自信満々に断言されると嘘でも信じてしまう理由 生成AIの「もっともらしい」誤回答にも要注意
東洋経済オンライン / 2024年5月10日 17時0分
怒りも湧いてきましたし、また正義感に火がついたこともあって、専門家に調査を依頼することにしました。
すると驚いたことに、「そもそも私はぶつけていない」ということがわかったのです。私の車が当たったならばついているはずの塗料が見られなかったこと、私の車には傷がなかったこと、そして車同士の角度から、最初に女性が指摘した傷は、私の車がつけることは不可能、という結果でした。
その女性の、あまりに確信的な発言に影響されて、自分の「ぶつけていないはず」という記憶を疑ってしまった。「記憶のすり替え」が、まさに自分自身に起こったわけです。
なぜ記憶はすり替えられてしまったのか
思い返せばとても風の強い日で、風で車が揺れ、それを相手は「ぶつけられた」と思った。私も「ぶつけたかもしれない」と思ったのかもしれません。
そんな中、確信を持って「ぶつけられた!」と言った女性の言い分で、「事実」がつくられていきました。
世の中ではこのように、「断言したもの勝ち」「自分の記憶が正しいと信じられた人の勝ち」ということが、日々起こっているのだと思います。
自分の記憶があやふやだと、自信満々に「こうだった!」と言う人に押し切られてしまうことは十分あり得ます。
きっとこういうことを経験している人が意外に多いからこそ、近年はドライブレコーダーで全方向を録画する方が増えているのでしょう。私自身もすぐに購入しました。
たとえ両者に悪意がなかったとしても、互いが自分の「記憶」に基づいて「ぶつけられた」「ぶつけていない」と主張したら、議論が平行線をたどるのは当然です。
まして一方に悪意があってより強固に主張をすれば、もう一方はその主張を受け入れてしまうかもしれません。
記憶の曖昧さを知った皆さんに、同じような災難が降りかかりませんように。
生成AIの「もっともらしさ」に騙されない
2023年は、生成AIがトレンドとなりました。日本語など、日常的に使う言語で質問をすると、まるで人間が答えているかのように、自然な文章で回答してくれます。こうした新しい技術は、使い方によっては大変便利なものです。
ただ、ChatGPTをはじめとする生成AIは、内容的に間違った答えを返すことがかなり頻繁にあります。間違いのレベルは様々です。

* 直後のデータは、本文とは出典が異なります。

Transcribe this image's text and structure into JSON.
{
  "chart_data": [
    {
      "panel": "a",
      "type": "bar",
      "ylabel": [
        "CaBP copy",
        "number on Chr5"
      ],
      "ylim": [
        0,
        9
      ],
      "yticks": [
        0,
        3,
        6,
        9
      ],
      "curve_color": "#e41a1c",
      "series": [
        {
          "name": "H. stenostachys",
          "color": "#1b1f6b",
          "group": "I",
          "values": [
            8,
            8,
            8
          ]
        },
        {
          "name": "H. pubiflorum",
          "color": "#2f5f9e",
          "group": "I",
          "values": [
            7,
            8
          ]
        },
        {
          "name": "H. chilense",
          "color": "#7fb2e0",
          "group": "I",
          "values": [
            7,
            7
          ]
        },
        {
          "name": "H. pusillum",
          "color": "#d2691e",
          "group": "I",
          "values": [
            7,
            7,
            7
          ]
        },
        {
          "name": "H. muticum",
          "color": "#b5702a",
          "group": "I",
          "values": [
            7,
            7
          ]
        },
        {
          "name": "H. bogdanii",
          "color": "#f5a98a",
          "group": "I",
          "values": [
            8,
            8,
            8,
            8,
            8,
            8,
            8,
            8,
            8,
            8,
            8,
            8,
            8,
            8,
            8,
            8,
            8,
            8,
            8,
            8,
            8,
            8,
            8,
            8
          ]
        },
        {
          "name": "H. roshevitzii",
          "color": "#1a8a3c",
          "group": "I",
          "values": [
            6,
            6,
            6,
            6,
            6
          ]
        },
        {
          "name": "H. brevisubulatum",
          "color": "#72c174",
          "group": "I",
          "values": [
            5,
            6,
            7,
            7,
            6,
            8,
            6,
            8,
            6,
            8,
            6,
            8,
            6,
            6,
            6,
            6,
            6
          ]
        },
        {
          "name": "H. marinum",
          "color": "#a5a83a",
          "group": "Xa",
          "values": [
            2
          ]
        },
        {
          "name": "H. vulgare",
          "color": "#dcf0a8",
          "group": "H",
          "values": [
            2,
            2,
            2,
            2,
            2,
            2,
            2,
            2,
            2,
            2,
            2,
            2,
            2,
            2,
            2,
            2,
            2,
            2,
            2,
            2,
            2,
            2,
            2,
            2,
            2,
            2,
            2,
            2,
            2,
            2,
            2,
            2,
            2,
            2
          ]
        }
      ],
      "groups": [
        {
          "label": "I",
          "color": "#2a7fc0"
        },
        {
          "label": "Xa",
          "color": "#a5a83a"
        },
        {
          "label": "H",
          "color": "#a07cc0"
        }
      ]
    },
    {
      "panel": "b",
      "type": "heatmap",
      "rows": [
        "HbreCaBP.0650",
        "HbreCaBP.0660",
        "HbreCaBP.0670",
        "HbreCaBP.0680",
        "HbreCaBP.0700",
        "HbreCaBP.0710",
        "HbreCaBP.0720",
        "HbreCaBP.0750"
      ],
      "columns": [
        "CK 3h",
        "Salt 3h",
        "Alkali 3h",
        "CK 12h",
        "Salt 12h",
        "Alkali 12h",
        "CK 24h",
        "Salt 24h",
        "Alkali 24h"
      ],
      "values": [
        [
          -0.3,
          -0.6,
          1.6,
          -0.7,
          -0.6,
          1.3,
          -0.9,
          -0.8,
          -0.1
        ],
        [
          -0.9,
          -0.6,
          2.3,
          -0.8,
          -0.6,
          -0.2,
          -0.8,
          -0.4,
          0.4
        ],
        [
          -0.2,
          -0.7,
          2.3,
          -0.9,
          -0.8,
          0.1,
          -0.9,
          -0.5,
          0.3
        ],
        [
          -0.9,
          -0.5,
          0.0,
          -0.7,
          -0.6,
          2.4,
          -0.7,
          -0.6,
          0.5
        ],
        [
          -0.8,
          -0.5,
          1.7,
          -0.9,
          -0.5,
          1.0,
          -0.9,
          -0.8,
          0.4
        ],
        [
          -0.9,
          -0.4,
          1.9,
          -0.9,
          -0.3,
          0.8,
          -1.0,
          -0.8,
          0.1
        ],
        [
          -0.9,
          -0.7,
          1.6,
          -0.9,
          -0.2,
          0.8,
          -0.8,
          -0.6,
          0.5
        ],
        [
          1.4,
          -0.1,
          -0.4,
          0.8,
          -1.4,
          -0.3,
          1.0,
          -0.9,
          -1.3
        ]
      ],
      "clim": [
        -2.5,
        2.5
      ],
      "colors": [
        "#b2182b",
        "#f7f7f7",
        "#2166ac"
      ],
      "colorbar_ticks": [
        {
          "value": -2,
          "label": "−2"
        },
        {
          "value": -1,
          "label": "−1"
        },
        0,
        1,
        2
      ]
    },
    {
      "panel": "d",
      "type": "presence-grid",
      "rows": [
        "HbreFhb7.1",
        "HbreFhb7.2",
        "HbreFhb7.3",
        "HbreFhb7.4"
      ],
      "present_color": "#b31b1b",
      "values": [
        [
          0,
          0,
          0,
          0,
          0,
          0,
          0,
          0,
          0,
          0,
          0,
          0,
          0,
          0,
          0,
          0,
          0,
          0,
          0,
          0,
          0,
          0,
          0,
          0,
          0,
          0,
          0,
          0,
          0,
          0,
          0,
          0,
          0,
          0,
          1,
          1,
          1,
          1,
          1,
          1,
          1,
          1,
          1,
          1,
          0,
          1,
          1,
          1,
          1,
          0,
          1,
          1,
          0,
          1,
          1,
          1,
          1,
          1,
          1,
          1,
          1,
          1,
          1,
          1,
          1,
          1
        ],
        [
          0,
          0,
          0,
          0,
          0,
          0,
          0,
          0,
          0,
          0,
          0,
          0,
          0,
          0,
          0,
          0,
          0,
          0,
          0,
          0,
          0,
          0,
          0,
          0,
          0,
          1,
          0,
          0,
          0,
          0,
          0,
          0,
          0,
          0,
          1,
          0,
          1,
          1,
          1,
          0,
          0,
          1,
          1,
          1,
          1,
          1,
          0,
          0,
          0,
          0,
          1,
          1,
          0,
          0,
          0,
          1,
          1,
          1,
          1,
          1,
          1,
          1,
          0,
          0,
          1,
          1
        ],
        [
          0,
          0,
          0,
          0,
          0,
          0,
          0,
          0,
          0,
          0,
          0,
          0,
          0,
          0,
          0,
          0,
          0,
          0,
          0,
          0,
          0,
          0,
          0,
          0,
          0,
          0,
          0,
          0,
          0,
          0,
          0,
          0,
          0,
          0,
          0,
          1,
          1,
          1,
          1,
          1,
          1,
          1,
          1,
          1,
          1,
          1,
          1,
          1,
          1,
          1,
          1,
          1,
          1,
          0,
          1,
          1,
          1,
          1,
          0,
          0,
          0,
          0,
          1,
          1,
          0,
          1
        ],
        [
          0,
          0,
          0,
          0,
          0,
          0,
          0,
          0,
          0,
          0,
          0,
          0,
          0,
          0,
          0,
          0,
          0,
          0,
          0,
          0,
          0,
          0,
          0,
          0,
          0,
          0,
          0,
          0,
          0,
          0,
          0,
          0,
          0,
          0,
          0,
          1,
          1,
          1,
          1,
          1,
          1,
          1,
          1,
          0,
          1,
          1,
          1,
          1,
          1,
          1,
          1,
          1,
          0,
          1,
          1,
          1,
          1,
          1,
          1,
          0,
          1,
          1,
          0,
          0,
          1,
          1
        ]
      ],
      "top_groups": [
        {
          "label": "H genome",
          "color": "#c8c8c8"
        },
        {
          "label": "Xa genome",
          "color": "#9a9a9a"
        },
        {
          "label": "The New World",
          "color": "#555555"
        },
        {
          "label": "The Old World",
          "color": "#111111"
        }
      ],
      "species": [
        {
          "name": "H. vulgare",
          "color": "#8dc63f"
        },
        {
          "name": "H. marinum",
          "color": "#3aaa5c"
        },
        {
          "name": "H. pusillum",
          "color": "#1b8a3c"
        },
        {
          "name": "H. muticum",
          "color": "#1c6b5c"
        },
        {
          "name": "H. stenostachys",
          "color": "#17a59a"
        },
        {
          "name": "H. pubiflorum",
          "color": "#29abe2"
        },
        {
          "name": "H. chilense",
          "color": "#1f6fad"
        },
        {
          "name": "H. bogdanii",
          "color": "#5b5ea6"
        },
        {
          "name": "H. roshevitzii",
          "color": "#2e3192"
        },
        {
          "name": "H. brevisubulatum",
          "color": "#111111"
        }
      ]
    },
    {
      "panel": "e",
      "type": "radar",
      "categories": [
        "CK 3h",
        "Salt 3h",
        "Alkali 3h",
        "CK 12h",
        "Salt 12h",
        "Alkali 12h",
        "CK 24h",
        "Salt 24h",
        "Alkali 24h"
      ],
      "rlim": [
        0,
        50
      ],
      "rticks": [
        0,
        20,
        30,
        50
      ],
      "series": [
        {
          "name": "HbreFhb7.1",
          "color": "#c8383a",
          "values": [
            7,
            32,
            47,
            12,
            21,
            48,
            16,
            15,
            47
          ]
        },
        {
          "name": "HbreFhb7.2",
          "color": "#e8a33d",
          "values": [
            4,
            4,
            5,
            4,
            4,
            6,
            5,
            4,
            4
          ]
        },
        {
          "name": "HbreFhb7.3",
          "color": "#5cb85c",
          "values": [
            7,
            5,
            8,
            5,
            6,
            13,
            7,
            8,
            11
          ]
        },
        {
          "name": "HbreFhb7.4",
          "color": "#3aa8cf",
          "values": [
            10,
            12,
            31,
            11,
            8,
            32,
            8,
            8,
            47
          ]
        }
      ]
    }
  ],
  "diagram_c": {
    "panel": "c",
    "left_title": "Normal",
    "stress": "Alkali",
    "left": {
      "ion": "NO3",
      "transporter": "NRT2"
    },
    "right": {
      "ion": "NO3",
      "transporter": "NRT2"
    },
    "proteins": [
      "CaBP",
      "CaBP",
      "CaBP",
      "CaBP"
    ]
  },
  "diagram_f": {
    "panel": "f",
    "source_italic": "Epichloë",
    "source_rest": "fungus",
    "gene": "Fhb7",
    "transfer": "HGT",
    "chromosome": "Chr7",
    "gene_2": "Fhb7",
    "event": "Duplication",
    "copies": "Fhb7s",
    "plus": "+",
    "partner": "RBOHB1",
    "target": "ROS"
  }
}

ChatGPTは、インターネット上にある情報を学習して質問に回答しますが、インターネット上にはそもそも、誤情報や誤認識が溢れています。専門分野のような複雑な知識ならばなおさらです。ChatGPTはそうしたデータをも学習に用いているため、ときに誤った答えを生成してしまうのは必然のことなのです。